Picture it: a man standing in the Uluru car park on a Friday evening in late April. The reason for his being there: waiting for his canvassing team to assemble as he begins his quest for a Waterford City Council seat. The man in question: Gary Wyse.
“I stood there in the car park before we hit the doorsteps for the first time and I asked myself ‘what I am doing here?’” said a laughing Councillor Wyse while sipping on his coffee.
“I’d never had had any major political aspirations; had never even been to a count until I was standing there in June, the day of my daughter’s communion. Yet here I am – a member of Waterford City Council and I’ve enjoyed every second of it so far.”
So how did running for City Hall come about and why choose Fianna Fáil when the party is at one of the lowest polling ebbs in his history?
“Well, first of all, people know me from business down through the years so getting out there and meeting people and talking about what needs to be done and how I think I could help was one part of putting my name forward which didn’t faze me at all,” he said.
“A lot of people, including many of those who know me very well, did question the wisdom of allowing myself to go forward as a Fianna Fáil candidate; in fact many suggested I should run as an independent.
“But me being me, I opted for the hard road and I was happy to run as a Fianna Fáil candidate for many good reasons.
“First of all, we’ve got a Minister and a Deputy from the city, both of whom have been more than willing to offer me advice and support right from the get-go.
“And I have to say that both (Martin Cullen and Brendan Kenneally) have been fantastic pillars of support for me – support I wouldn’t have had if I’d gone as an independent.”
That first night of canvassing, in the company of Tom Cullen (Martin’s father) was a real step into the unknown for Gary, as he knocked on door after door in Ballinakill Downs.
“I’d expected to cop a lot of flak being a Fianna Fáil candidate, which goes with the territory when looking at the national picture at the moment,” he added.
“But it was nothing like what I expected. Sure, there was some criticism of the party offered to me by some people, but the vast majority of those I listened to and spoke with weren’t foaming at the mouth and were willing to hear me out. I was a bit chuffed, to be honest.
“A reporter working for a national newspaper came out on a canvass with me one night and was quite surprised to discover that there I was, a Fianna Fáil candidate, not getting lacerated on every single doorstep. Apparently, that made me a fairly rare breed!”
As a self-employed man for almost 25 years, Gary’s average working day runs from 7.30am to 7pm, six days a week.

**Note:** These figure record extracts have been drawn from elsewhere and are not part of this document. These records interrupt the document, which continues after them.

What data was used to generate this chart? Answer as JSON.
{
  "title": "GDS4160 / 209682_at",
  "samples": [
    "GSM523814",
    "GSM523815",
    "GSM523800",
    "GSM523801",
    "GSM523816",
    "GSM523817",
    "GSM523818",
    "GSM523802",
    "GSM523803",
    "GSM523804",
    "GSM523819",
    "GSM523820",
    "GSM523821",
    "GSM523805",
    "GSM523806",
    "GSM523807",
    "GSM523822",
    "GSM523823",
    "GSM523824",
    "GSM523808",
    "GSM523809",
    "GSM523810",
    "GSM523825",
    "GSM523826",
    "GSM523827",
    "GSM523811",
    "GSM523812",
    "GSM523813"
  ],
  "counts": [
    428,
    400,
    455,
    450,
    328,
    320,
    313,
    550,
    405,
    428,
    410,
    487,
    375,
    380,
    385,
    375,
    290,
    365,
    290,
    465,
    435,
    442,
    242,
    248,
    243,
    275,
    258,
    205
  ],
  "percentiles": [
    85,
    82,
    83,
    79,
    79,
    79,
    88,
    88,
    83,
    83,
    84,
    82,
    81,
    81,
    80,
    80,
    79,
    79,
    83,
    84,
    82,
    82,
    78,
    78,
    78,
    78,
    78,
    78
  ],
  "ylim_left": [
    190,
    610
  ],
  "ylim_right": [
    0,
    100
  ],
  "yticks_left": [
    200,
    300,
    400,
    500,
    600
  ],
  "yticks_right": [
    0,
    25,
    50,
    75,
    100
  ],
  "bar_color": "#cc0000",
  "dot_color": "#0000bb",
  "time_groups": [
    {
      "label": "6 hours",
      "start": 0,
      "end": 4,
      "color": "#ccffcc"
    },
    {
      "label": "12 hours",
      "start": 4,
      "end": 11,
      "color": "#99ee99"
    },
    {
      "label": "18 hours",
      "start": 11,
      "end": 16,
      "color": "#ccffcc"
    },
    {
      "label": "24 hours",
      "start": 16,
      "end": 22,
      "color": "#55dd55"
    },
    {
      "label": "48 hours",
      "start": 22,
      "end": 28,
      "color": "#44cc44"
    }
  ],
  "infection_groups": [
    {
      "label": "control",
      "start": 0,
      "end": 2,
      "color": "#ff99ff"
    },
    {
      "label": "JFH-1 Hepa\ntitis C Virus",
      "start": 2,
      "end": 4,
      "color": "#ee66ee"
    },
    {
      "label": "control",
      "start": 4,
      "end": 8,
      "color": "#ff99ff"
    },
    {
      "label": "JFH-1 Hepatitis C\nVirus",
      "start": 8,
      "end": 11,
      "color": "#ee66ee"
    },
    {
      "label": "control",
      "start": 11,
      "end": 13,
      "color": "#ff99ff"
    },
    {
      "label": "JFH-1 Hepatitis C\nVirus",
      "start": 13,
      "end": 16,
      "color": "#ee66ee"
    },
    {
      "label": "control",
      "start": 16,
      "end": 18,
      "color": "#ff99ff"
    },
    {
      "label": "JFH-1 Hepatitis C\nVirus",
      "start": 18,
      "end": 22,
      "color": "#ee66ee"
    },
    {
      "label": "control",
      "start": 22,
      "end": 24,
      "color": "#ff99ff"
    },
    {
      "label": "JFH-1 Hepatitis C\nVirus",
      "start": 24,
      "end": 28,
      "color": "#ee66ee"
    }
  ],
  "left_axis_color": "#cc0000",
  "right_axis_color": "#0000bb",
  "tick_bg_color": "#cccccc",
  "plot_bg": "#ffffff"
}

Happily married with four children, it’s difficult not to admire his willingness to enter public life given how busy he already was prior to June.
“Since I was elected, I’ve tried to make sure that I deal with three issues daily as a Councillor,” he added.
“If I didn’t take that approach, I’d just end up with a backlog of work that’ll take forever to get through, so that element of discipline is essential, in my view.
“I’ve already seen what happens in politics when you don’t deal with things at the appropriate time – just take the motions which Councillors table for the monthly meetings, for example.
“There are stacks of motions that Councillors have put forward in the past few months that have yet to be dealt with, which is enormously frustrating and that suggests to me that we’ve got to come up with a better way of getting through matters when we meet.”
But that’s not to say he’s not getting things done. Quite the opposite, in fact.
“Achieving for people doesn’t have to be headline making stuff,” he said. “A few weeks back, there were street lights out on an estate – one of the residents called the ESB and was told the matter would be dealt with within 10 days. That didn’t sound right to me.
“So I rang the ESB and much to the residents’ delight, the job was actually done the next day. If that shows anything, then it demonstrates that Councillors can get practical things done quickly. And to me, that’s public service. That’s what we’re there for.”
A glass half-full kind of guy by his own admission as well as a thoroughly engaging individual, Gary Wyse is clearly relishing political life.
Something tells me that standing in the Uluru car park before a single doorbell was sounded a few short months ago will soon feel like a distant memory.